- Lorna Irvine
- 7 February 2019
Classic dysfunctional dinner party hits the spot
There's always the worry that Mike Leigh's classic seventies suburban nightmare will be little more than a museum piece. Not so with director Sarah Esdaile's new adaptation, which, although a slow burner initially, hits most of the play's original beats, and adds a few more.
Jodie Prenger as the praying mantis in polyester, hostess Beverly, is the play's centre, as spiky as her cheese and pineapple on sticks. Verbally eviscerating all of her guests one by one becomes just another sashay in her unhappy but comfortably appointed home.

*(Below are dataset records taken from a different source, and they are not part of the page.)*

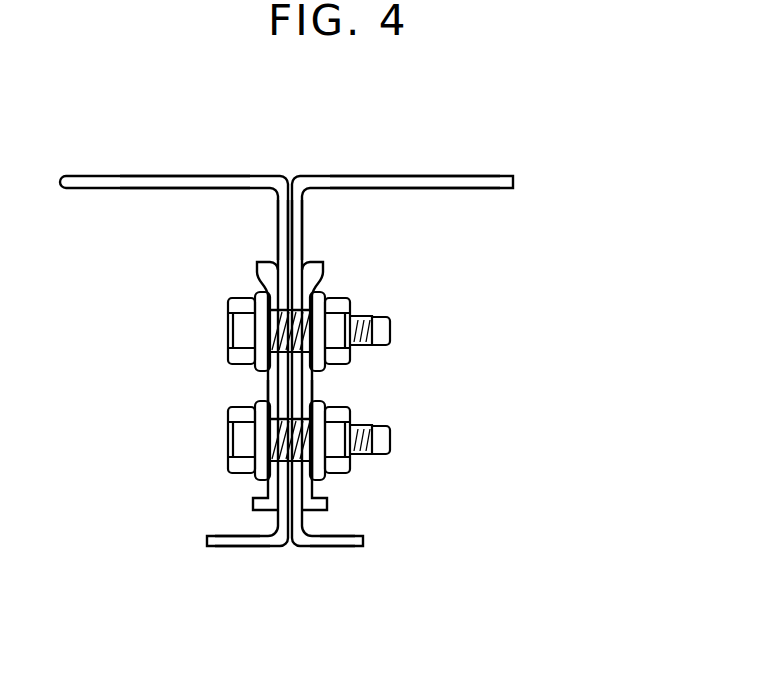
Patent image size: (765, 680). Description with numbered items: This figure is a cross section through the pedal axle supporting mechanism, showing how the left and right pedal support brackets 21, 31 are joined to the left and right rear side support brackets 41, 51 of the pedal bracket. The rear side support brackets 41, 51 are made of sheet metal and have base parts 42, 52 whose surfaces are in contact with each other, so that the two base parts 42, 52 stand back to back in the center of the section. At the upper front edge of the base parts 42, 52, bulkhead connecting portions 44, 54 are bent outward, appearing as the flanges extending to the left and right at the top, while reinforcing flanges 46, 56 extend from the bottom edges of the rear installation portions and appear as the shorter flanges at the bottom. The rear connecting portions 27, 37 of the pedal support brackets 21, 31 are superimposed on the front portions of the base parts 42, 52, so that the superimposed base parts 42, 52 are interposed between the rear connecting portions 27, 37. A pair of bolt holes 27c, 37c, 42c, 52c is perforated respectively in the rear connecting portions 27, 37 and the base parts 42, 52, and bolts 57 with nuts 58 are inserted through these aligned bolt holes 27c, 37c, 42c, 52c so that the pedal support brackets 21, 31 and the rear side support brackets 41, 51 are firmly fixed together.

The pedal support bracket 21 is at (254, 279).
The rear connecting portion 27 is at (268, 384).
The bolt hole 27c is at (258, 288).
The pedal support bracket 31 is at (331, 268).
The rear connecting portion 37 is at (312, 385).
The bolt hole 37c is at (316, 294).
The rear side support bracket 41 is at (80, 174).
The base part 42 is at (278, 228).
The bolt hole 42c is at (275, 376).
The bulkhead connecting portion 44 is at (142, 175).
The reinforcing flange 46 is at (231, 547).
The rear side support bracket 51 is at (502, 174).
The base part 52 is at (302, 223).
The bolt hole 52c is at (305, 378).
The bulkhead connecting portion 54 is at (427, 176).
The reinforcing flange 56 is at (340, 547).
The bolt 57 is at (233, 325).
The nut 58 is at (347, 300).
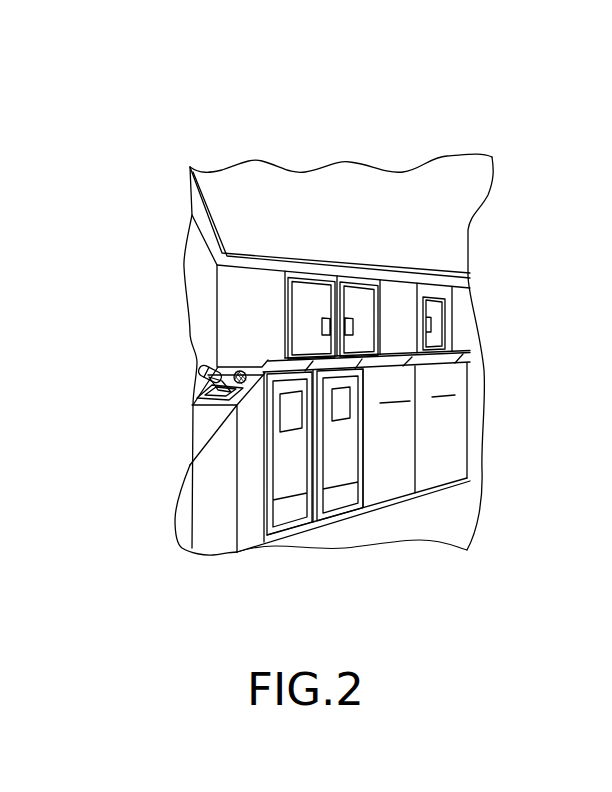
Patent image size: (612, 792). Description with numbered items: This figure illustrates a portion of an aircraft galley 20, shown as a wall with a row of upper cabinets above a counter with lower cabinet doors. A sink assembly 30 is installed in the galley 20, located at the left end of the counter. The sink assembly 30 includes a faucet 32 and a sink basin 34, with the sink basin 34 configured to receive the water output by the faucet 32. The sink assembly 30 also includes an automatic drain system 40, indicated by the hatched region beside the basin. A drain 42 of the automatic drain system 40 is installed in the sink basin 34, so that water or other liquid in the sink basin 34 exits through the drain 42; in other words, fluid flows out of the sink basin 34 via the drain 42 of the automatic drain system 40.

The galley 20 is at (208, 113).
The sink assembly 30 is at (207, 323).
The faucet 32 is at (205, 367).
The sink basin 34 is at (210, 389).
The automatic drain system 40 is at (240, 373).
The drain 42 is at (208, 394).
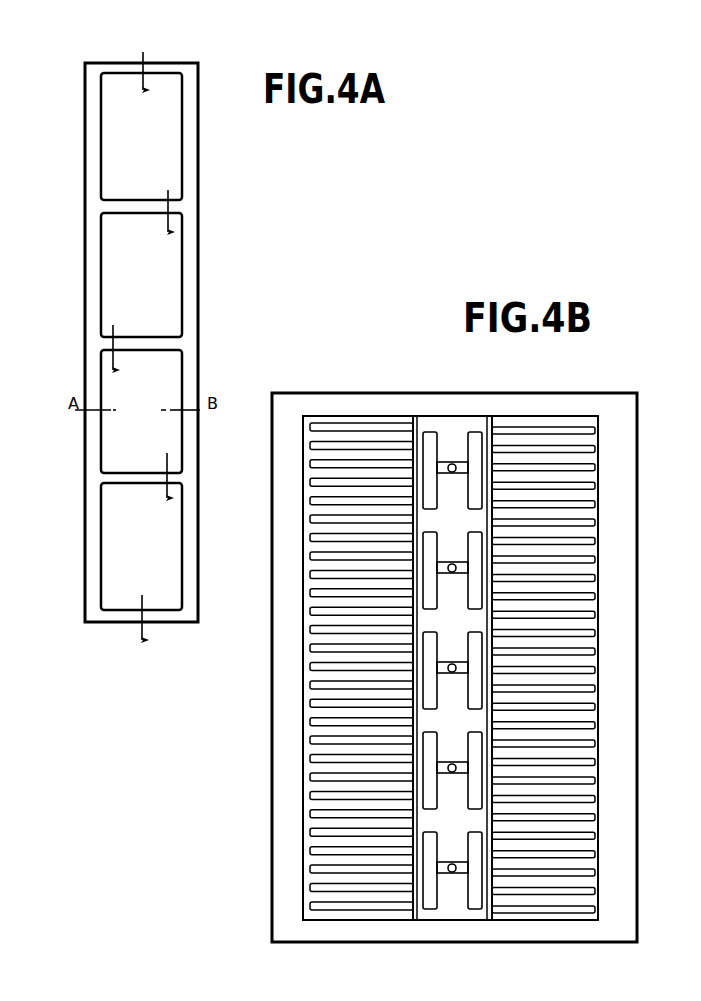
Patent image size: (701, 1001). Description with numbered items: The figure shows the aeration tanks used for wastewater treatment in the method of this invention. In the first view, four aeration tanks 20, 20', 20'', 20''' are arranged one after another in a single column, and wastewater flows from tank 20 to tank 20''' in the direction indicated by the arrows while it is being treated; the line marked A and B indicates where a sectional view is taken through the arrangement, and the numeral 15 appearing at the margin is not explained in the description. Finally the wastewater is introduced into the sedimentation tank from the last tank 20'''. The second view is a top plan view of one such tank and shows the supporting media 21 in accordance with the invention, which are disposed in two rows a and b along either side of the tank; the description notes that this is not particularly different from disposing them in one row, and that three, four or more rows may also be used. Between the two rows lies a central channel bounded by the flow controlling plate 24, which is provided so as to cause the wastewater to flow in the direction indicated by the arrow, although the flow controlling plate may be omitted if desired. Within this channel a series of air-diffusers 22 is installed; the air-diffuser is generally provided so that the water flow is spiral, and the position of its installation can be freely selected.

In FIG. 4A, the aeration tank 20 is at (168, 136).
In FIG. 4A, the aeration tank 20' is at (170, 275).
In FIG. 4A, the aeration tank 20'' is at (172, 411).
In FIG. 4A, the aeration tank 20''' is at (172, 546).
In FIG. 4A, the unit 15 is at (13, 499).
In FIG. 4B, the supporting media 21 is at (595, 487).
In FIG. 4B, the air-diffuser 22 is at (430, 432).
In FIG. 4B, the flow controlling plate 24 is at (483, 918).
In FIG. 4B, the row of supporting media a is at (377, 914).
In FIG. 4B, the row of supporting media b is at (552, 914).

The audience are placed as voyeurs to the destruction when Janet Bird's glass partition raises up to thrust the focus on the typically ghastly décor of the time.
Mousey hippy neighbour Sue (Rose Keegan) whose teen daughter Abigail is never seen, but her party heard bleeding through the walls, becomes a symbol of the class divide. When she wafts into the house as a guest, her piano lessons and Beaujolais expose both Beverly's ignorance, and the cracks in her marriage to pompous Little Englander estate agent Laurence (Daniel Casey).

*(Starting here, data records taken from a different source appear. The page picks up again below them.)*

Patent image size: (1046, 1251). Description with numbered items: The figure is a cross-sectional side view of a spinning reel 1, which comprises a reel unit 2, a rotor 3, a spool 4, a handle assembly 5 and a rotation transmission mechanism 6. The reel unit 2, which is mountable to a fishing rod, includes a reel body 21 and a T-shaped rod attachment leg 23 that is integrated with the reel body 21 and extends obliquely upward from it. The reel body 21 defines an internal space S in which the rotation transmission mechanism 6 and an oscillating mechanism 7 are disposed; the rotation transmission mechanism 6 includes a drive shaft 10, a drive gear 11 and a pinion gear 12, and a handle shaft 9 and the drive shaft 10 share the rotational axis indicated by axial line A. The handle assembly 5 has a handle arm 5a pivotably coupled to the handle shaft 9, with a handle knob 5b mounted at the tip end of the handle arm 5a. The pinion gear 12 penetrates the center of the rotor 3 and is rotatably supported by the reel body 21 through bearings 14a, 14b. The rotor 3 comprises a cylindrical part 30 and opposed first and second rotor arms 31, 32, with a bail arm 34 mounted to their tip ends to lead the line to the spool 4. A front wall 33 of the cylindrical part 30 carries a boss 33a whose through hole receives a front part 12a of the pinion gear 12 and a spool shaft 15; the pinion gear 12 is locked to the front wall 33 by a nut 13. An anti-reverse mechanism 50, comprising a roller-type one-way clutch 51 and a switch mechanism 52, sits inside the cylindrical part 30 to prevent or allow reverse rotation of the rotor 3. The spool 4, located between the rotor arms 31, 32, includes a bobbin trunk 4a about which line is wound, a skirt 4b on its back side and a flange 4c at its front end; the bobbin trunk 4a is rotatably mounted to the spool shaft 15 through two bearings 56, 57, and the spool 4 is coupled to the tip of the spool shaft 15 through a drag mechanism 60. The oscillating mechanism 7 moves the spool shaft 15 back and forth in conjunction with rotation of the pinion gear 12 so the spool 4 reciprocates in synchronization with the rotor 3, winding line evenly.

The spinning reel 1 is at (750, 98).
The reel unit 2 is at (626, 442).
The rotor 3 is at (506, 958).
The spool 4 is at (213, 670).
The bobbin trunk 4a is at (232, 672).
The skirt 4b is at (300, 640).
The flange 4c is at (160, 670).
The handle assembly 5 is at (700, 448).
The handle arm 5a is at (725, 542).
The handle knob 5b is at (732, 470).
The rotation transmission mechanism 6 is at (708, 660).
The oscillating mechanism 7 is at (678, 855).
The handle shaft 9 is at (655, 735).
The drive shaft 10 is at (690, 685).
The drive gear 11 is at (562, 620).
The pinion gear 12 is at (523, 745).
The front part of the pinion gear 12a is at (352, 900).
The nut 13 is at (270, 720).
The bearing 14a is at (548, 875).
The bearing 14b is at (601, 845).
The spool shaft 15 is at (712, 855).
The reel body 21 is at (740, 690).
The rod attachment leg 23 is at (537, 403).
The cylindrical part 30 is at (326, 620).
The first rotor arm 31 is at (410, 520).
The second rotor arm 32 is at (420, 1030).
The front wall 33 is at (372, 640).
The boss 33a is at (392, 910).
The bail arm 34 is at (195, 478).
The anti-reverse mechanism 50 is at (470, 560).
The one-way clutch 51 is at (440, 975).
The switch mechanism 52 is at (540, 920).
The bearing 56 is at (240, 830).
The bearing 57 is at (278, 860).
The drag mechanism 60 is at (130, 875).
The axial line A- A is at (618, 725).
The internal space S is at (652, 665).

Both Beverly and Laurence are superbly portrayed by Prenger and Casey as the couple to actively avoid on the street, but it's Calum Callaghan who most intrigues as the initially taciturn Tony, the computer operator married to sweet, childlike Angela (Vicky Binns). His volatile nature hints at darker issues, glossed over here but always burning like the cigarettes he will never quit.
It rather lacks the darkness of the original TV play, but there's still enough meat on its bones to satisfy.
Theatre Royal, Glasgow, until Sat 9 February, then touring.